Figure 3 . Performance of rwTTD prediction in homogeneous
population during cross-validation. a. Example terminated ratio curve at
0.0008 termination rate. b. Comparison between predicted curve and gold
standard curve by different base learners at different termination
rates. c. Cumulative error at different termination rates. d. Cumulative
error with different numbers of training examples. e. Cumulative error
with different numbers of predictive features. f. Cumulative error with
different feature noise levels.
With the increase of examples, there is a steady decrease in the percent
of error (Fig 3d, Fig. S1b, Fig. S3 ). This is expected as we
have more training examples, the inference of the overall curve is
improved. With 100 examples, the median error using cumulative errors
are 19.84%, 22.92%, 20.22% for ExtraTreeRegressor, Linear Regression,
and SVM respectively.
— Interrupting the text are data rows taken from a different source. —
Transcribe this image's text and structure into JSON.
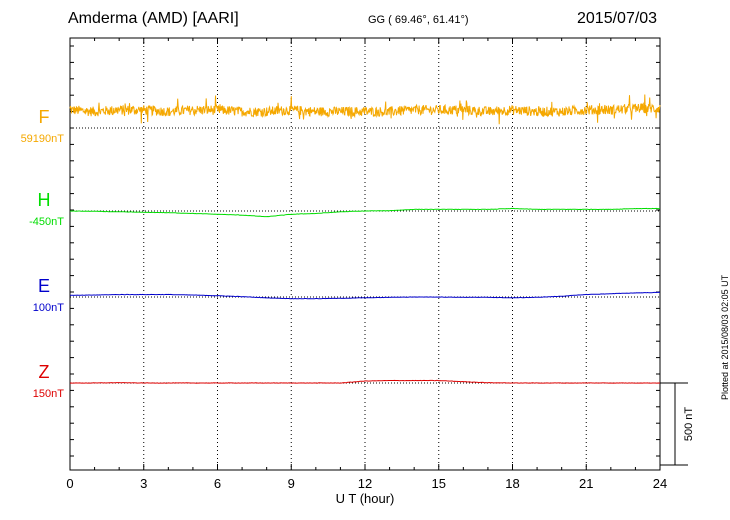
{
  "header": {
    "station": "Amderma (AMD)  [AARI]",
    "coords": "GG ( 69.46°,  61.41°)",
    "date": "2015/07/03"
  },
  "plotted_note": "Plotted at 2015/08/03 02:05 UT",
  "scale_bar_label": "500 nT",
  "chart_data": {
    "type": "line",
    "xlabel": "U T (hour)",
    "xlim": [
      0,
      24
    ],
    "x_ticks": [
      0,
      3,
      6,
      9,
      12,
      15,
      18,
      21,
      24
    ],
    "grid": true,
    "scale_bar_nT": 500,
    "series": [
      {
        "name": "F",
        "baseline_label": "59190nT",
        "baseline": 59190,
        "color": "#f5a800",
        "style": "noisy",
        "x": [
          0,
          1,
          2,
          3,
          4,
          5,
          6,
          7,
          8,
          9,
          10,
          11,
          12,
          13,
          14,
          15,
          16,
          17,
          18,
          19,
          20,
          21,
          22,
          23,
          24
        ],
        "values": [
          59300,
          59290,
          59300,
          59300,
          59290,
          59300,
          59300,
          59290,
          59290,
          59300,
          59290,
          59290,
          59290,
          59290,
          59300,
          59300,
          59300,
          59290,
          59300,
          59290,
          59290,
          59300,
          59300,
          59310,
          59310
        ],
        "noise_amp_nT": 60
      },
      {
        "name": "H",
        "baseline_label": "-450nT",
        "baseline": -450,
        "color": "#00dd00",
        "style": "smooth",
        "x": [
          0,
          1,
          2,
          3,
          4,
          5,
          6,
          7,
          8,
          9,
          10,
          11,
          12,
          13,
          14,
          15,
          16,
          17,
          18,
          19,
          20,
          21,
          22,
          23,
          24
        ],
        "values": [
          -450,
          -452,
          -455,
          -458,
          -460,
          -465,
          -470,
          -475,
          -485,
          -470,
          -465,
          -455,
          -450,
          -448,
          -440,
          -440,
          -440,
          -440,
          -435,
          -440,
          -440,
          -440,
          -440,
          -435,
          -435
        ]
      },
      {
        "name": "E",
        "baseline_label": "100nT",
        "baseline": 100,
        "color": "#0000cc",
        "style": "smooth",
        "x": [
          0,
          1,
          2,
          3,
          4,
          5,
          6,
          7,
          8,
          9,
          10,
          11,
          12,
          13,
          14,
          15,
          16,
          17,
          18,
          19,
          20,
          21,
          22,
          23,
          24
        ],
        "values": [
          110,
          112,
          115,
          115,
          115,
          112,
          108,
          102,
          95,
          90,
          90,
          92,
          95,
          98,
          100,
          100,
          98,
          98,
          95,
          98,
          105,
          115,
          120,
          125,
          128
        ]
      },
      {
        "name": "Z",
        "baseline_label": "150nT",
        "baseline": 150,
        "color": "#dd0000",
        "style": "smooth",
        "x": [
          0,
          1,
          2,
          3,
          4,
          5,
          6,
          7,
          8,
          9,
          10,
          11,
          12,
          13,
          14,
          15,
          16,
          17,
          18,
          19,
          20,
          21,
          22,
          23,
          24
        ],
        "values": [
          150,
          150,
          152,
          150,
          150,
          150,
          150,
          150,
          150,
          150,
          150,
          150,
          162,
          165,
          165,
          165,
          158,
          152,
          150,
          150,
          150,
          150,
          150,
          150,
          150
        ]
      }
    ]
  }
}
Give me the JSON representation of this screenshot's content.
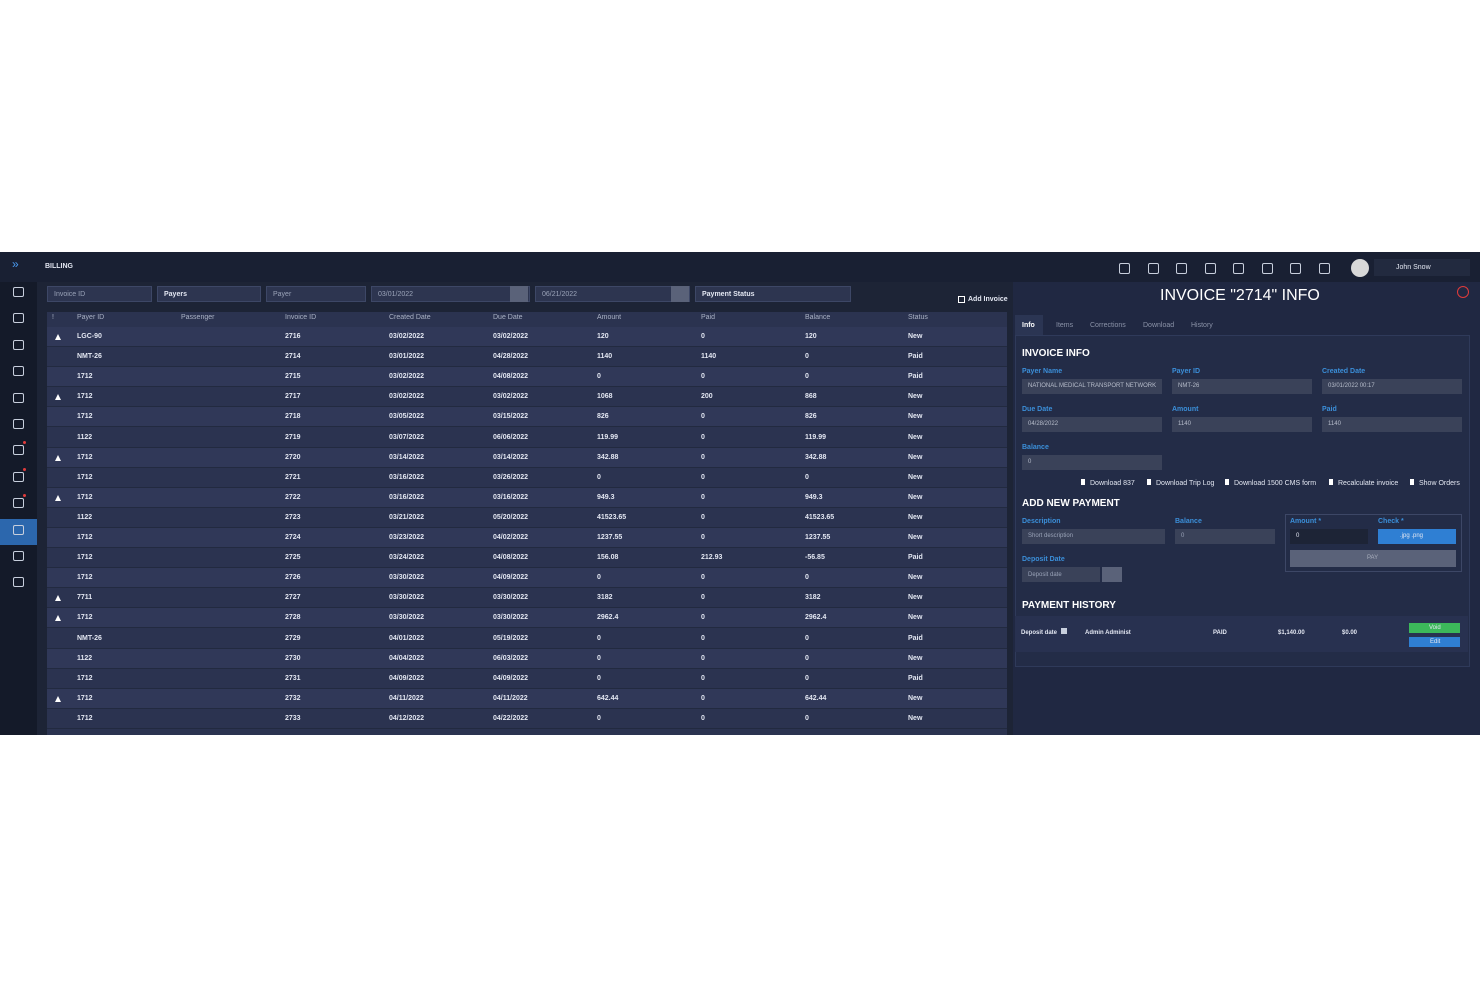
{
  "header": {
    "title": "BILLING",
    "user": "John Snow"
  },
  "filters": {
    "invoice_id": "Invoice ID",
    "payers": "Payers",
    "payer": "Payer",
    "date_from": "03/01/2022",
    "date_to": "06/21/2022",
    "payment_status": "Payment Status",
    "add_invoice": "Add Invoice"
  },
  "table": {
    "columns": [
      "!",
      "Payer ID",
      "Passenger",
      "Invoice ID",
      "Created Date",
      "Due Date",
      "Amount",
      "Paid",
      "Balance",
      "Status"
    ],
    "alerts": [
      true,
      false,
      false,
      true,
      false,
      false,
      true,
      false,
      true,
      false,
      false,
      false,
      false,
      true,
      true,
      false,
      false,
      false,
      true,
      false
    ],
    "rows": [
      [
        "LGC-90",
        "2716",
        "03/02/2022",
        "03/02/2022",
        "120",
        "0",
        "120",
        "New"
      ],
      [
        "NMT-26",
        "2714",
        "03/01/2022",
        "04/28/2022",
        "1140",
        "1140",
        "0",
        "Paid"
      ],
      [
        "1712",
        "2715",
        "03/02/2022",
        "04/08/2022",
        "0",
        "0",
        "0",
        "Paid"
      ],
      [
        "1712",
        "2717",
        "03/02/2022",
        "03/02/2022",
        "1068",
        "200",
        "868",
        "New"
      ],
      [
        "1712",
        "2718",
        "03/05/2022",
        "03/15/2022",
        "826",
        "0",
        "826",
        "New"
      ],
      [
        "1122",
        "2719",
        "03/07/2022",
        "06/06/2022",
        "119.99",
        "0",
        "119.99",
        "New"
      ],
      [
        "1712",
        "2720",
        "03/14/2022",
        "03/14/2022",
        "342.88",
        "0",
        "342.88",
        "New"
      ],
      [
        "1712",
        "2721",
        "03/16/2022",
        "03/26/2022",
        "0",
        "0",
        "0",
        "New"
      ],
      [
        "1712",
        "2722",
        "03/16/2022",
        "03/16/2022",
        "949.3",
        "0",
        "949.3",
        "New"
      ],
      [
        "1122",
        "2723",
        "03/21/2022",
        "05/20/2022",
        "41523.65",
        "0",
        "41523.65",
        "New"
      ],
      [
        "1712",
        "2724",
        "03/23/2022",
        "04/02/2022",
        "1237.55",
        "0",
        "1237.55",
        "New"
      ],
      [
        "1712",
        "2725",
        "03/24/2022",
        "04/08/2022",
        "156.08",
        "212.93",
        "-56.85",
        "Paid"
      ],
      [
        "1712",
        "2726",
        "03/30/2022",
        "04/09/2022",
        "0",
        "0",
        "0",
        "New"
      ],
      [
        "7711",
        "2727",
        "03/30/2022",
        "03/30/2022",
        "3182",
        "0",
        "3182",
        "New"
      ],
      [
        "1712",
        "2728",
        "03/30/2022",
        "03/30/2022",
        "2962.4",
        "0",
        "2962.4",
        "New"
      ],
      [
        "NMT-26",
        "2729",
        "04/01/2022",
        "05/19/2022",
        "0",
        "0",
        "0",
        "Paid"
      ],
      [
        "1122",
        "2730",
        "04/04/2022",
        "06/03/2022",
        "0",
        "0",
        "0",
        "New"
      ],
      [
        "1712",
        "2731",
        "04/09/2022",
        "04/09/2022",
        "0",
        "0",
        "0",
        "Paid"
      ],
      [
        "1712",
        "2732",
        "04/11/2022",
        "04/11/2022",
        "642.44",
        "0",
        "642.44",
        "New"
      ],
      [
        "1712",
        "2733",
        "04/12/2022",
        "04/22/2022",
        "0",
        "0",
        "0",
        "New"
      ]
    ]
  },
  "panel": {
    "title": "INVOICE \"2714\" INFO",
    "tabs": [
      "Info",
      "Items",
      "Corrections",
      "Download",
      "History"
    ],
    "info_title": "INVOICE INFO",
    "fields": [
      {
        "label": "Payer Name",
        "value": "NATIONAL MEDICAL TRANSPORT NETWORK"
      },
      {
        "label": "Payer ID",
        "value": "NMT-26"
      },
      {
        "label": "Created Date",
        "value": "03/01/2022 00:17"
      },
      {
        "label": "Due Date",
        "value": "04/28/2022"
      },
      {
        "label": "Amount",
        "value": "1140"
      },
      {
        "label": "Paid",
        "value": "1140"
      },
      {
        "label": "Balance",
        "value": "0"
      }
    ],
    "actions": [
      "Download 837",
      "Download Trip Log",
      "Download 1500 CMS form",
      "Recalculate invoice",
      "Show Orders"
    ],
    "payment_title": "ADD NEW PAYMENT",
    "payment": {
      "description_label": "Description",
      "description_placeholder": "Short description",
      "balance_label": "Balance",
      "balance_value": "0",
      "amount_label": "Amount *",
      "amount_value": "0",
      "check_label": "Check *",
      "check_button": ".jpg .png",
      "deposit_label": "Deposit Date",
      "deposit_placeholder": "Deposit date",
      "pay": "PAY"
    },
    "history_title": "PAYMENT HISTORY",
    "history": {
      "deposit": "Deposit date",
      "user": "Admin Administ",
      "status": "PAID",
      "amount": "$1,140.00",
      "balance": "$0.00",
      "void": "Void",
      "edit": "Edit"
    }
  }
}
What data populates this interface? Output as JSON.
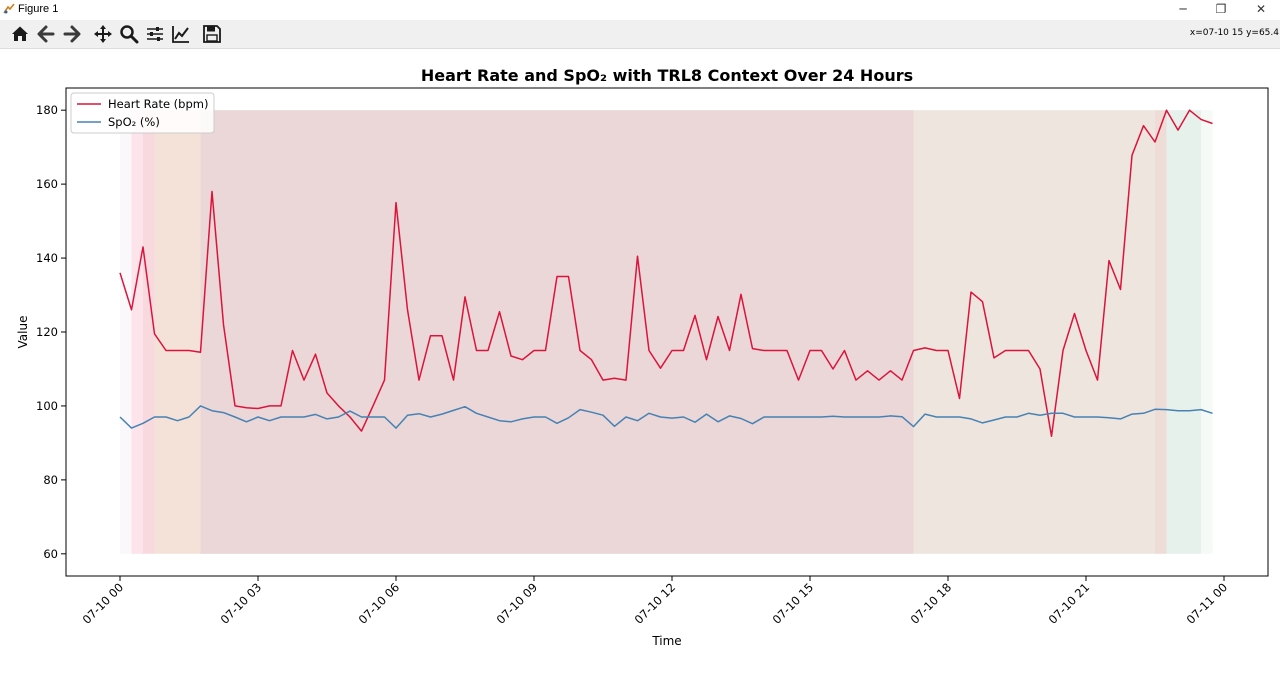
{
  "window": {
    "title": "Figure 1",
    "minimize_glyph": "─",
    "restore_glyph": "❐",
    "close_glyph": "✕"
  },
  "toolbar": {
    "buttons": [
      "home-icon",
      "back-arrow-icon",
      "forward-arrow-icon",
      "pan-icon",
      "zoom-icon",
      "configure-subplots-icon",
      "edit-axis-icon",
      "save-icon"
    ],
    "coordinates": "x=07-10 15 y=65.4"
  },
  "chart_data": {
    "type": "line",
    "title": "Heart Rate and SpO₂ with TRL8 Context Over 24 Hours",
    "xlabel": "Time",
    "ylabel": "Value",
    "x_ticks": [
      "07-10 00",
      "07-10 03",
      "07-10 06",
      "07-10 09",
      "07-10 12",
      "07-10 15",
      "07-10 18",
      "07-10 21",
      "07-11 00"
    ],
    "x_range_hours": [
      -1.2,
      24.0
    ],
    "ylim": [
      54,
      186
    ],
    "y_ticks": [
      60,
      80,
      100,
      120,
      140,
      160,
      180
    ],
    "legend_position": "top-left",
    "series": [
      {
        "name": "Heart Rate (bpm)",
        "color": "#dc143c",
        "values": [
          136,
          126,
          143,
          119.5,
          115,
          115,
          115,
          114.5,
          158,
          122,
          100,
          99.5,
          99.3,
          100,
          100,
          115,
          107,
          114,
          103.5,
          100,
          97,
          93.2,
          100,
          107,
          155,
          126,
          107,
          119,
          119,
          107,
          129.5,
          115,
          115,
          125.5,
          113.5,
          112.5,
          115,
          115,
          135,
          135,
          115,
          112.5,
          107,
          107.5,
          107,
          140.5,
          115,
          110.2,
          115,
          115,
          124.5,
          112.5,
          124.2,
          115,
          130.2,
          115.5,
          115,
          115,
          115,
          107,
          115,
          115,
          110,
          115,
          107,
          109.5,
          107,
          109.5,
          107,
          115,
          115.7,
          115,
          115,
          102,
          130.8,
          128.2,
          113,
          115,
          115,
          115,
          110,
          91.8,
          115,
          125,
          115,
          107,
          139.3,
          131.5,
          167.8,
          175.8,
          171.4,
          180,
          174.6,
          180,
          177.5,
          176.4
        ]
      },
      {
        "name": "SpO₂ (%)",
        "color": "#4682b4",
        "values": [
          97,
          94,
          95.3,
          97,
          97,
          96,
          97,
          100,
          98.7,
          98.2,
          97,
          95.7,
          97,
          96,
          97,
          97,
          97,
          97.7,
          96.5,
          97,
          98.6,
          97,
          97,
          97,
          94,
          97.5,
          97.9,
          97,
          97.8,
          98.8,
          99.8,
          98,
          97,
          96,
          95.7,
          96.5,
          97,
          97,
          95.3,
          96.8,
          99,
          98.3,
          97.5,
          94.5,
          97,
          96,
          98,
          97,
          96.7,
          97,
          95.6,
          97.8,
          95.7,
          97.3,
          96.6,
          95.2,
          97,
          97,
          97,
          97,
          97,
          97,
          97.2,
          97,
          97,
          97,
          97,
          97.3,
          97.1,
          94.4,
          97.8,
          97,
          97,
          97,
          96.5,
          95.4,
          96.2,
          97,
          97,
          98,
          97.5,
          98,
          98,
          97,
          97,
          97,
          96.8,
          96.5,
          97.8,
          98,
          99.1,
          99,
          98.7,
          98.7,
          99,
          98
        ]
      }
    ],
    "context_bands": [
      {
        "start_hour": 0.0,
        "end_hour": 0.25,
        "color": "#f3eef6",
        "opacity": 0.4
      },
      {
        "start_hour": 0.25,
        "end_hour": 0.5,
        "color": "#f9c9d6",
        "opacity": 0.5
      },
      {
        "start_hour": 0.5,
        "end_hour": 0.75,
        "color": "#f3c0c8",
        "opacity": 0.6
      },
      {
        "start_hour": 0.75,
        "end_hour": 1.75,
        "color": "#f0d8cc",
        "opacity": 0.75
      },
      {
        "start_hour": 1.75,
        "end_hour": 17.25,
        "color": "#e9d3d3",
        "opacity": 0.9
      },
      {
        "start_hour": 17.25,
        "end_hour": 22.5,
        "color": "#ece4dc",
        "opacity": 0.95
      },
      {
        "start_hour": 22.5,
        "end_hour": 22.75,
        "color": "#ecd9d2",
        "opacity": 0.9
      },
      {
        "start_hour": 22.75,
        "end_hour": 23.5,
        "color": "#e4efea",
        "opacity": 0.9
      },
      {
        "start_hour": 23.5,
        "end_hour": 23.75,
        "color": "#eef6f0",
        "opacity": 0.6
      }
    ],
    "band_range": [
      60,
      180
    ]
  }
}
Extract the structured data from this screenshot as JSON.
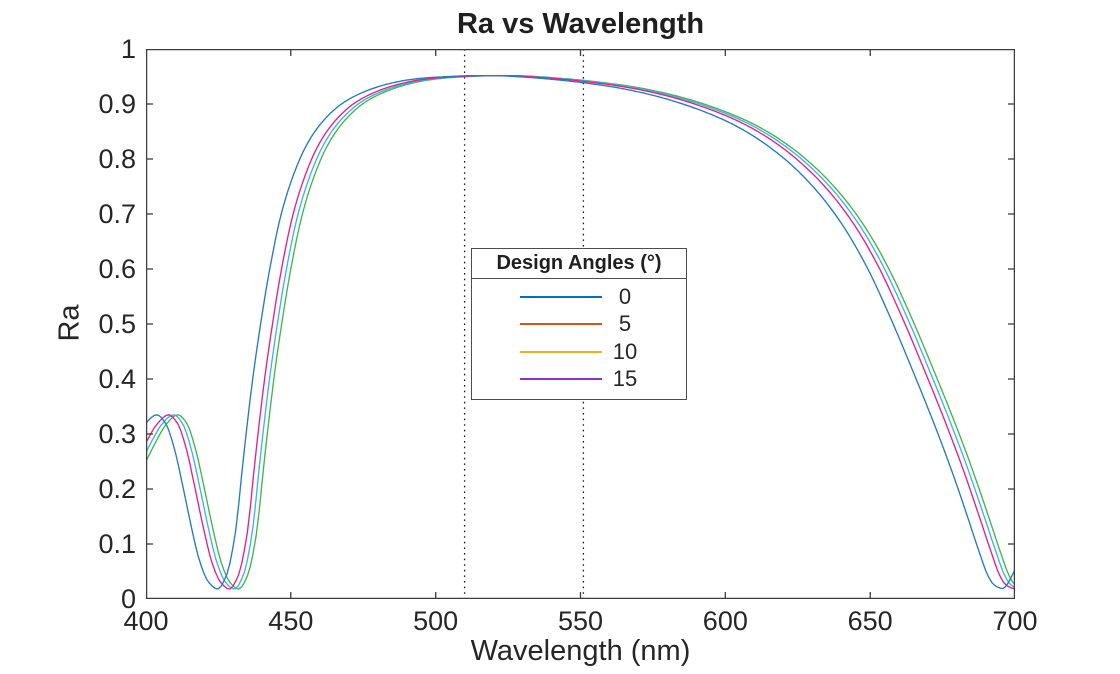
{
  "title": "Ra vs Wavelength",
  "chart_data": {
    "type": "line",
    "title": "Ra vs Wavelength",
    "xlabel": "Wavelength (nm)",
    "ylabel": "Ra",
    "xlim": [
      400,
      700
    ],
    "ylim": [
      0,
      1
    ],
    "xticks": [
      400,
      450,
      500,
      550,
      600,
      650,
      700
    ],
    "yticks": [
      0,
      0.1,
      0.2,
      0.3,
      0.4,
      0.5,
      0.6,
      0.7,
      0.8,
      0.9,
      1
    ],
    "grid": false,
    "frame_color": "#3d3d3d",
    "text_color": "#262626",
    "legend": {
      "title": "Design Angles (°)",
      "position": "center",
      "entries": [
        {
          "label": "0",
          "color": "#0072BD"
        },
        {
          "label": "5",
          "color": "#D95319"
        },
        {
          "label": "10",
          "color": "#EDB120"
        },
        {
          "label": "15",
          "color": "#9032C8"
        }
      ]
    },
    "vlines": {
      "x": [
        510,
        551
      ],
      "style": "dotted",
      "color": "#1c1c1c"
    },
    "base_curve": {
      "comment": "Spectral shape of the 0-deg (rightmost) curve; other angles are blue-shifted copies: Ra(lambda) = base(lambda - shift_nm)",
      "x": [
        400,
        404,
        407,
        411,
        414,
        417,
        420,
        423,
        426,
        429,
        432,
        435,
        438,
        441,
        444,
        447,
        450,
        454,
        458,
        462,
        466,
        470,
        475,
        480,
        486,
        492,
        498,
        505,
        512,
        520,
        528,
        536,
        545,
        552,
        560,
        568,
        576,
        584,
        592,
        600,
        608,
        616,
        624,
        632,
        640,
        648,
        656,
        664,
        672,
        680,
        686,
        691,
        695,
        698,
        700,
        703,
        708
      ],
      "y": [
        0.25,
        0.292,
        0.318,
        0.335,
        0.32,
        0.275,
        0.205,
        0.13,
        0.066,
        0.03,
        0.018,
        0.042,
        0.115,
        0.26,
        0.395,
        0.505,
        0.6,
        0.7,
        0.768,
        0.818,
        0.853,
        0.878,
        0.901,
        0.916,
        0.929,
        0.938,
        0.944,
        0.948,
        0.95,
        0.9515,
        0.9515,
        0.9495,
        0.946,
        0.9425,
        0.9375,
        0.9315,
        0.9235,
        0.9135,
        0.901,
        0.886,
        0.868,
        0.845,
        0.816,
        0.78,
        0.735,
        0.678,
        0.605,
        0.515,
        0.415,
        0.31,
        0.225,
        0.148,
        0.085,
        0.042,
        0.026,
        0.019,
        0.06
      ],
      "peak_Ra": 0.952,
      "peak_nm": 522,
      "local_max": {
        "nm": 411,
        "Ra": 0.335
      },
      "local_min": {
        "nm": 432,
        "Ra": 0.018
      }
    },
    "series": [
      {
        "name": "0",
        "line_color": "#42b64a",
        "shift_nm": 0
      },
      {
        "name": "5",
        "line_color": "#3cb4e5",
        "shift_nm": -1.5
      },
      {
        "name": "10",
        "line_color": "#e81e8c",
        "shift_nm": -3.2
      },
      {
        "name": "15",
        "line_color": "#2779c2",
        "shift_nm": -7.3
      }
    ]
  }
}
In contrast, with 10,000 examples, the median
errors using cumulative error is 6.81%, 7.95%, 6.28% for
ExtraTreeRegressor, Linear Regression, and SVM, respectively. We
consider this is caused by more stable performance and inference of
parameters in models with more training examples. On the other hand, the
number of predictive features does not affect performance (Fig.
3e, Fig. S1c, Fig. S4 ). Additionally, with a sufficient number of
examples (5000), noise level on individual features does not affect
model performance (Fig. 3f, Fig. S1d ,Fig. S5 ). The above
results demonstrated the overall robust performance of the model when
the patients are derived from the same population.